Parathyroid cysts can be classified into non-functional and functional cysts. Non-functional cysts are much more common and are considered true cysts in that they are not derived from cystic degeneration. Functional cysts are rare, and it was not until 1936 that the first functioning mediastinal parathyroid cyst was surgically resected [9]. These cysts are thought to arise from adenomas that underwent central necrosis and degeneration [2]. The major clinical distinctions between non-functional and functional cysts are the patients with functional cysts often present with hyperparathyroidism, hypercalcemia and hypophosphatemia [2]. These patients can sometimes suffer weakness, weight loss, urinary incontinence, and memory disturbances due to high level of calcium [15]. These levels usually return to normal post-operatively. Functional cysts occur more commonly in the mediastinum, where they are almost as common as non-functional cysts.

Several theories have been proposed for the etiology of parathyroid cysts, but the four most accepted include [1, 5, 7, 8, 10, 12]: (1) embryologic remnants of the third and fourth pharyngeal pouches; (2) enlargement or coalescence of pre-existing microcysts; (3) enlargement of microcysts due to retention of cyst fluid; and (4) cystic degeneration of a parathyroid adenoma. The first theory is supported by the common location of parathyroid cyst in the inferior parathyroid gland. Furthermore, various combinations of tissues (lymphoid, muscular, thymic, salivary, adipose and mesenchymal) found in the cyst wall suggest an embryologic multipotential tissue of origin [7, 10]. The second theory is supported by the findings that microcysts are common in autopsy series and in normal parathyroid glands when carefully sectioned [6]. The third theory is supported by the fact that parathyroid cysts can be induced in laboratory animals when they are administered calcium acetate, vitamin D, parathyroid extract, and dihydrotachysterol [10]. The final theory is supported by histological studies of parathyroid cysts in patients with hyperparathyroidism.

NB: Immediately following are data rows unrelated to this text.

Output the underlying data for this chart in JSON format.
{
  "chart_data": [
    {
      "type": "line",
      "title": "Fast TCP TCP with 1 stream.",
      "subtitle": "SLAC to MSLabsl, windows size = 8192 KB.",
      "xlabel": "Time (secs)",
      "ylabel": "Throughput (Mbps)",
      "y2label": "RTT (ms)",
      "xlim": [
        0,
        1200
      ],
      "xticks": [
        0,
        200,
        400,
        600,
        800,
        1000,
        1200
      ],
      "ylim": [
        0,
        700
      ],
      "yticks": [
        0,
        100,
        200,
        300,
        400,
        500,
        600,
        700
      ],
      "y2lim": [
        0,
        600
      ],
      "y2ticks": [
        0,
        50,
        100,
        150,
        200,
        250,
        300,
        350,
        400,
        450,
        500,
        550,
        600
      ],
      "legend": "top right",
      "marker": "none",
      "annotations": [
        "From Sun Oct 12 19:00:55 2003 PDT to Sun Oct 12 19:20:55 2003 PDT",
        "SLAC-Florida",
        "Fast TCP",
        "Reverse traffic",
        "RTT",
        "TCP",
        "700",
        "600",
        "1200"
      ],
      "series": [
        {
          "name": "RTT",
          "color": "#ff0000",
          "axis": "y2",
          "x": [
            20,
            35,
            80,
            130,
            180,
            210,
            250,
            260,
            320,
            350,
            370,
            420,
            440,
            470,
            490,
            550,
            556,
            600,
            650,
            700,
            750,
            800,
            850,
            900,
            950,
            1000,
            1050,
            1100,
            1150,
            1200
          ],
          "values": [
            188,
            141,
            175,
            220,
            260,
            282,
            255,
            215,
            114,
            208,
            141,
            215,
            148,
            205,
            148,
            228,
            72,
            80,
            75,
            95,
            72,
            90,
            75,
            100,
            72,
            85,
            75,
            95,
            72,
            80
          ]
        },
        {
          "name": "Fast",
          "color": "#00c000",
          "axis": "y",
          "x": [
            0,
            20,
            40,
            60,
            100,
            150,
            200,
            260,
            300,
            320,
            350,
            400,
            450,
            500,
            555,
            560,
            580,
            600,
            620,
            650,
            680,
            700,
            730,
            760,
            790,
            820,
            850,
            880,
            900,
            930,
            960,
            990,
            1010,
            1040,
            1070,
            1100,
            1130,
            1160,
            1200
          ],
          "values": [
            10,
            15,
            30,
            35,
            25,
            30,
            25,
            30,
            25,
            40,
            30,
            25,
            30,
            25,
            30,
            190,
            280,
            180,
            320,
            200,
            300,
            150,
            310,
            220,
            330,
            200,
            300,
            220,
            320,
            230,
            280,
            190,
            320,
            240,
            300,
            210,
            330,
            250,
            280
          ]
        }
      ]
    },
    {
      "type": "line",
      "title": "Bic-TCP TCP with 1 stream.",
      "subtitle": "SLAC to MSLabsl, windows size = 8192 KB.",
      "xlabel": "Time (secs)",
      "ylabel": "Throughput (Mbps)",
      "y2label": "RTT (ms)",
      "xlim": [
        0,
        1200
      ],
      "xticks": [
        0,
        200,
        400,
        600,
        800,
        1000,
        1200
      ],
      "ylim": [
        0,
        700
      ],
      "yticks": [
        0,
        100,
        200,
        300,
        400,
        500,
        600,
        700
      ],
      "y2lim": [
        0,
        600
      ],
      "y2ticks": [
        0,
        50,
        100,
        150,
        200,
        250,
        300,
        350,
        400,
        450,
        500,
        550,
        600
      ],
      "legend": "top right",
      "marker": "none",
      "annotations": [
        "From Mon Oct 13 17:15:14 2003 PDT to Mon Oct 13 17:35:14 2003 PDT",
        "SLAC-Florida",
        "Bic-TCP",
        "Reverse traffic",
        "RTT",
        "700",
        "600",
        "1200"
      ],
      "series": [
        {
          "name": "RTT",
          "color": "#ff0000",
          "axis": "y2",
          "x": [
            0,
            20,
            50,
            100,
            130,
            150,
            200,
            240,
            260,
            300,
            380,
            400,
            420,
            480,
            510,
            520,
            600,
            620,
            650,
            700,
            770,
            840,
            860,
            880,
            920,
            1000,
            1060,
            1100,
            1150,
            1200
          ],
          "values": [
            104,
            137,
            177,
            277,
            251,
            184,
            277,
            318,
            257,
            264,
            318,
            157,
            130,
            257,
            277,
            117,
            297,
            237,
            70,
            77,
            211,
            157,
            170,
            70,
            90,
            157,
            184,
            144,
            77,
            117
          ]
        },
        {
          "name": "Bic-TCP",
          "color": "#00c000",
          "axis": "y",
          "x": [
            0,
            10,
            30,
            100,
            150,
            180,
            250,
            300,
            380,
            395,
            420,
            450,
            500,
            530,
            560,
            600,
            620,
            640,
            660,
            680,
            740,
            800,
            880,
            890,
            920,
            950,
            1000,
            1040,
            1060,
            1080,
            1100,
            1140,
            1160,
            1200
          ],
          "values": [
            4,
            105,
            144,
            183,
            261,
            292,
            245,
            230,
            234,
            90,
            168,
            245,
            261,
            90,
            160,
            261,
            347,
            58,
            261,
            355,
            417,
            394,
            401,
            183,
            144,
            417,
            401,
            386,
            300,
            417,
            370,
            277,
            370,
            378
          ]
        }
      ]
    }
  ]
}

Pre-operative CT and ultrasound can help to distinguish whether the mass is solid or cystic, but usually cannot differentiate thyroid from parathyroid cysts and the results are often experience dependence [14]. FNA is the most useful non-surgical means for the diagnosis of parathyroid cyst. Aspiration of clear fluid from the cyst should alert the physician of a high possibility of it being a parathyroid cyst [3]. Radioimmunoassays of the cyst contents for PTH and thyroglobulin are sensitive techniques to distinguish between thyroid and parathyroid cysts; however, they are rarely performed.

FNA has been suggested to be the initial treatment for easily accessible, small non-functional parathyroid cysts [4]. If repeated aspirations fail, surgery is the definitive treatment [7]. Sclerosing therapy can be used as an alternative to surgery, but it may be associated with many complications. All functional cysts and large, symptomatic non-functional cysts are best treated with surgery [7].

Our patient had an incidental finding of extrinsic compression on a barium swallow. His only complaint at that time was dysphagia. Although CT and ultrasound evaluation confirmed the presence of two cystic lesions in the left thyroid, they were unable to distinguish thyroid from parathyroid origin. However, the findings of elevated PTH and hypercalcemia were most consistent with the latter.

In conclusion, the pathological findings and post-operative PTH confirmed the presence of a functional parathyroid cyst. As noted, functional parathyroid cysts are much less common than non-functional cysts, and they tend to be localized in the mediastinum. Our patient had a functional parathyroid cyst that was located at the inferior border of the left thyroid.